O coração de Juliette afundou-se. Antes que ela pudesse responder, ouviu uma voz feminina familiar ao fundo, uma voz que conhecia desde a infância.

"Hugo, querido, com quem estás a falar? Deixa isso para lá e vem para a cama."

Era Cecilia Perez, a sua melhor amiga.

A traição atingiu Juliette com a força de um golpe físico, tirando-lhe o ar. A sua melhor amiga e o seu marido. Juntos.

Hugo pareceu saborear o seu silêncio chocado. "Ouviste? A Cecilia está à minha espera. Ela sabe como aquecer um homem. Ao contrário de ti, que só sabes cantar sobre dor, mas és incapaz de sentir qualquer outra coisa."

Ele desligou.

Juliette ficou a olhar para o telemóvel, o som do tom de desligado a ecoar no silêncio do consultório. A dor da traição era tão aguda, tão avassaladora, que quase suplantou o medo da morte.

As memórias voltaram sem serem convidadas. O início de tudo, em Coimbra, durante a universidade. Um romance intenso, apaixonado, que parecia saído de um conto de fadas. Ele, o herdeiro de um império vinícola. Ela, a promissora cantora de Fado de uma família tradicional.

O mal-entendido que destruiu tudo aconteceu no dia do casamento. Cecilia, roída pela inveja, editou uma gravação de uma conversa privada. Na gravação manipulada, Juliette parecia confessar que só se casaria com Hugo pelo prestígio e fortuna da família Gordon.

A verdade era o oposto.
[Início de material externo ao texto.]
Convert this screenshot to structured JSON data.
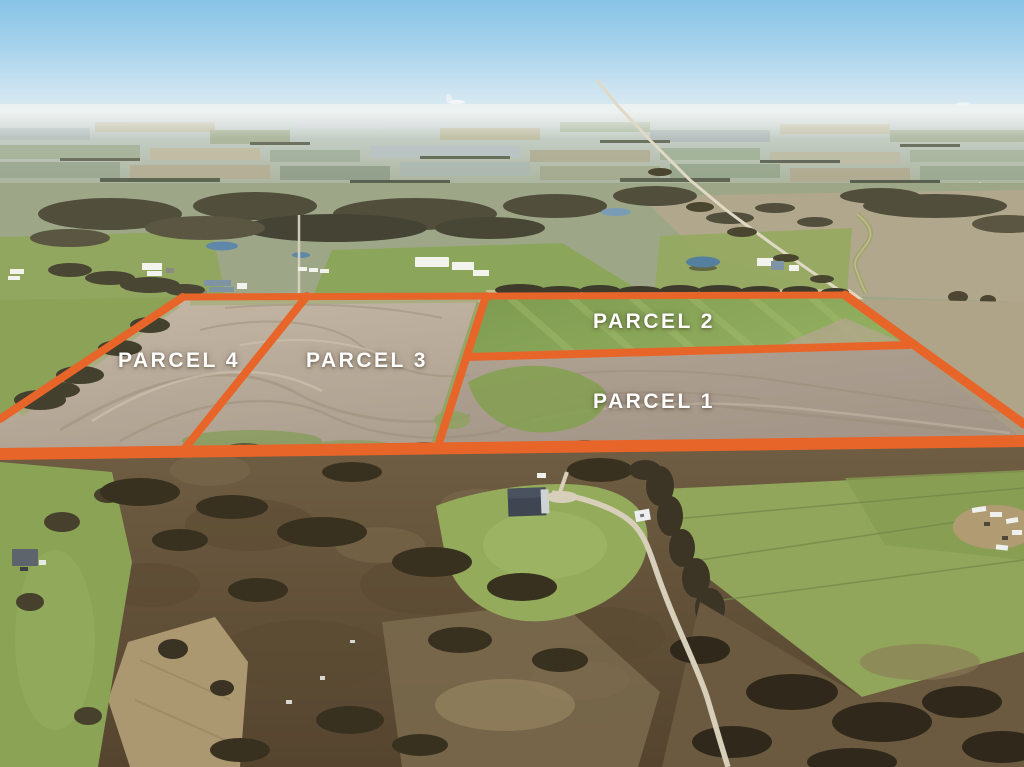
{
  "overlay": {
    "boundary_color": "#e8652a",
    "label_color": "#ffffff",
    "parcels": [
      {
        "id": "parcel-1",
        "label": "PARCEL 1"
      },
      {
        "id": "parcel-2",
        "label": "PARCEL 2"
      },
      {
        "id": "parcel-3",
        "label": "PARCEL 3"
      },
      {
        "id": "parcel-4",
        "label": "PARCEL 4"
      }
    ]
  },
  "scene": {
    "palette": {
      "sky_top": "#87c3e6",
      "sky_horizon": "#e9f0f2",
      "plowed_field": "#b9ab9b",
      "pasture_green": "#8ca45a",
      "scrub_brown": "#64523a",
      "tree_dark": "#3e3626",
      "road_tan": "#d8d1bf",
      "pond_blue": "#5f87a7"
    }
  }
}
Ela admitia que, embora o interesse inicial pudesse ter sido superficial, acabara por se apaixonar perdidamente por ele.

Mas Hugo ouviu a mentira. Cego pela dor e pela traição, ele retaliou da forma mais cruel que conseguiu imaginar: arruinou a adega da família de Juliette, levando o pai dela à falência. Ele queria forçá-la a admitir que o amava, a implorar.

Mas o orgulho ferido de Juliette e a dor pela destruição da sua família fizeram-na dizer exatamente o que ele esperava ouvir: que nunca o amou.

Esse foi o início do abismo entre eles.

Agora, confrontada com a morte e uma traição dupla, Juliette tomou uma decisão. O médico tinha-lhe falado de um tratamento experimental, um procedimento arriscado que poderia induzir uma amnésia seletiva. Apagar memórias específicas.

Ela não queria passar os seus últimos meses a odiar Hugo. Não queria lembrar-se da dor, da humilhação, da traição de Cecilia.

Ela queria esquecer.

"Doutor," disse ela, a voz rouca mas firme. "Eu quero fazer o procedimento. Quero apagar Hugo Gordon da minha memória."

Queria viver os seus últimos dias em paz, mesmo que essa paz fosse uma ilusão construída sobre o esquecimento.